Not good enough... Short, what makes you unable to feel simpathy with the "characters" and too blunt in the mechanics.

This review contains spoilers

the bit where your computer glitches after being thrown out of the library should have a strobe warning/be able to be turned off, i had to stop playing after that :(

A small-scale scifi story about coding errors and dialing numbers you shouldn't know about. I revisited this after being disappointed with Analogue: A Hate Story, and it's remarkable how similar and how much more successful Digital is despite (and perhaps because of) being a more straightforward project.

Out of all Christine Love's games I've played, Digital is the most sincere, concerned less with sweeping political allegories than with melancholic nostalgia and very deliberate interactions. Typing phone numbers and running down a list of free long distance codes is the most intense Digital ever gets, but wrapping these inputs in a blunt lo-fi interface causes them to wrap back around to feeling like each number is a bold step into the unknown.

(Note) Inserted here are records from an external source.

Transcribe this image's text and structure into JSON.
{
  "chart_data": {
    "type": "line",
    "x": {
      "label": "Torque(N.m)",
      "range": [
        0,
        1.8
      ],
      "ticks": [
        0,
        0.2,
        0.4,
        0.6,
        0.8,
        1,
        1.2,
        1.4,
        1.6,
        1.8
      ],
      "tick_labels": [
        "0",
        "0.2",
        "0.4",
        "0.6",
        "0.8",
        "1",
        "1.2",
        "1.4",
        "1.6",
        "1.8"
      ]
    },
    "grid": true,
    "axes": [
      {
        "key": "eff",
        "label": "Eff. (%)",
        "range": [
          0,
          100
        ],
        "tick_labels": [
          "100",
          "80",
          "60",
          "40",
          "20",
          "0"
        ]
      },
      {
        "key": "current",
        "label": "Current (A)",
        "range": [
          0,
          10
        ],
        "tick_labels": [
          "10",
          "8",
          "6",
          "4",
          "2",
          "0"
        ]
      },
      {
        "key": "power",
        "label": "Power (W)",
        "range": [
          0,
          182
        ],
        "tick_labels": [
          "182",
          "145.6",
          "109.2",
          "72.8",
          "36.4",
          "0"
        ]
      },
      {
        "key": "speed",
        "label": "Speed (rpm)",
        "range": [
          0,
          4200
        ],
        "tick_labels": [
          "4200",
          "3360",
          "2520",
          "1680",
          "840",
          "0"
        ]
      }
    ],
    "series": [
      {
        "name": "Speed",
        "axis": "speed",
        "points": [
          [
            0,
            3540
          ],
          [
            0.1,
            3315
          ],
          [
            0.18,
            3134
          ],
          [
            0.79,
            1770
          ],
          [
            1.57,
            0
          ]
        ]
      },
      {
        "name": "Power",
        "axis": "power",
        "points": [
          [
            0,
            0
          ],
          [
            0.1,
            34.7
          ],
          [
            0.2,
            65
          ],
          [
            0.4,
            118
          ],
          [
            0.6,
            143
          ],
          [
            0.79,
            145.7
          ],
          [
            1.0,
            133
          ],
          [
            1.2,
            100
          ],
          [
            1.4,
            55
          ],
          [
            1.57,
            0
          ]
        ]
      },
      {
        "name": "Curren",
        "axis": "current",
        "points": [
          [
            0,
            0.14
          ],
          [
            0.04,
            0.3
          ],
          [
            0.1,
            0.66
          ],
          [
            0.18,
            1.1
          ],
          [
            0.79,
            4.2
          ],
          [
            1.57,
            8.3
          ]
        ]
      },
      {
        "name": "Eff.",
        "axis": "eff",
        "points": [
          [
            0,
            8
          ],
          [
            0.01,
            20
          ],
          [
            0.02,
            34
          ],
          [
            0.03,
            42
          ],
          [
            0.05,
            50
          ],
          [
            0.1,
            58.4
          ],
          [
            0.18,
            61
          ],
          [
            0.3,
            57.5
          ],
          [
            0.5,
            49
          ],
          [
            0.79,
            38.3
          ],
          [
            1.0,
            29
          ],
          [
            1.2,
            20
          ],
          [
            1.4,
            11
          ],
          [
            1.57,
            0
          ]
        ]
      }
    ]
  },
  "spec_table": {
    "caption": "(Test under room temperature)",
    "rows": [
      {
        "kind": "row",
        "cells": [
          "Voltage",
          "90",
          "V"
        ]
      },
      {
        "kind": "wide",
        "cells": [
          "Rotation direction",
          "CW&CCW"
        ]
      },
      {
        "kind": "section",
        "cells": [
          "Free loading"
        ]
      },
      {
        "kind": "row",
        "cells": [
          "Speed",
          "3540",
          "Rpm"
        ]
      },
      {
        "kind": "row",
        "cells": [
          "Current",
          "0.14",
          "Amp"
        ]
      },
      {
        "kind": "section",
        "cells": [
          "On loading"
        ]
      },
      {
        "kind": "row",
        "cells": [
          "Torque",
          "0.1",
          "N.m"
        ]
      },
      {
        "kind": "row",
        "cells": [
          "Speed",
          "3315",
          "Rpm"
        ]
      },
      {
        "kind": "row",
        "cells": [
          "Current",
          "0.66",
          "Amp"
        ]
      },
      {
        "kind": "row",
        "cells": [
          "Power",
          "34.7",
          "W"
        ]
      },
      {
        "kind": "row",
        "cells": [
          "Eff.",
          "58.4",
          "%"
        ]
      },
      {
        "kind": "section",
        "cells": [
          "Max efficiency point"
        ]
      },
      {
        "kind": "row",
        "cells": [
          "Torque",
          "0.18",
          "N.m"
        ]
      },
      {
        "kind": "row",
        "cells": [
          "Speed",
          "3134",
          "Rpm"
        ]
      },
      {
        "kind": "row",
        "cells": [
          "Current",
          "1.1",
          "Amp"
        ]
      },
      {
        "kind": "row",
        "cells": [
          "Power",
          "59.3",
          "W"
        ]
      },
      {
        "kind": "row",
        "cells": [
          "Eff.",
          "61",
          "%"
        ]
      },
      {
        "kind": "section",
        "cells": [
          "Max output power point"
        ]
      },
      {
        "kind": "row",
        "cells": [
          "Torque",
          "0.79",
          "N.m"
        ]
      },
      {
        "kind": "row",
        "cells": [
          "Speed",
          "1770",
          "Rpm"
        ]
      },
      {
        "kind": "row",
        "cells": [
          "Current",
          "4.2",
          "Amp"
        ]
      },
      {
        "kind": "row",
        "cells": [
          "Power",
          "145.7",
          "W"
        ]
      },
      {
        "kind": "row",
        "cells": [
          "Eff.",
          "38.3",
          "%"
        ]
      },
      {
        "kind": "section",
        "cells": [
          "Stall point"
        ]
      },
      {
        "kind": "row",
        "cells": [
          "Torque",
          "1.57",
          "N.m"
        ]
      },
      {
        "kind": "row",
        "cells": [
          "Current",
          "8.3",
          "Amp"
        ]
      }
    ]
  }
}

I'm still very down on Christine Love's prose, but what's here benefits from fully obfuscating player responses (you see the reply to your reply but not what prompts it, providing some much needed ambiguity). The love story is by far the weakest part, due mostly to a lack of time to develop the romantic interest and the second half crashing into a pretty boring computer virus drama. It was surprising just how little the actual BBS interactions matter compared to the tactile experience of using them. It's a lonely game in that respect, but I'm happy to drift alone between boards when dialing in feels this good.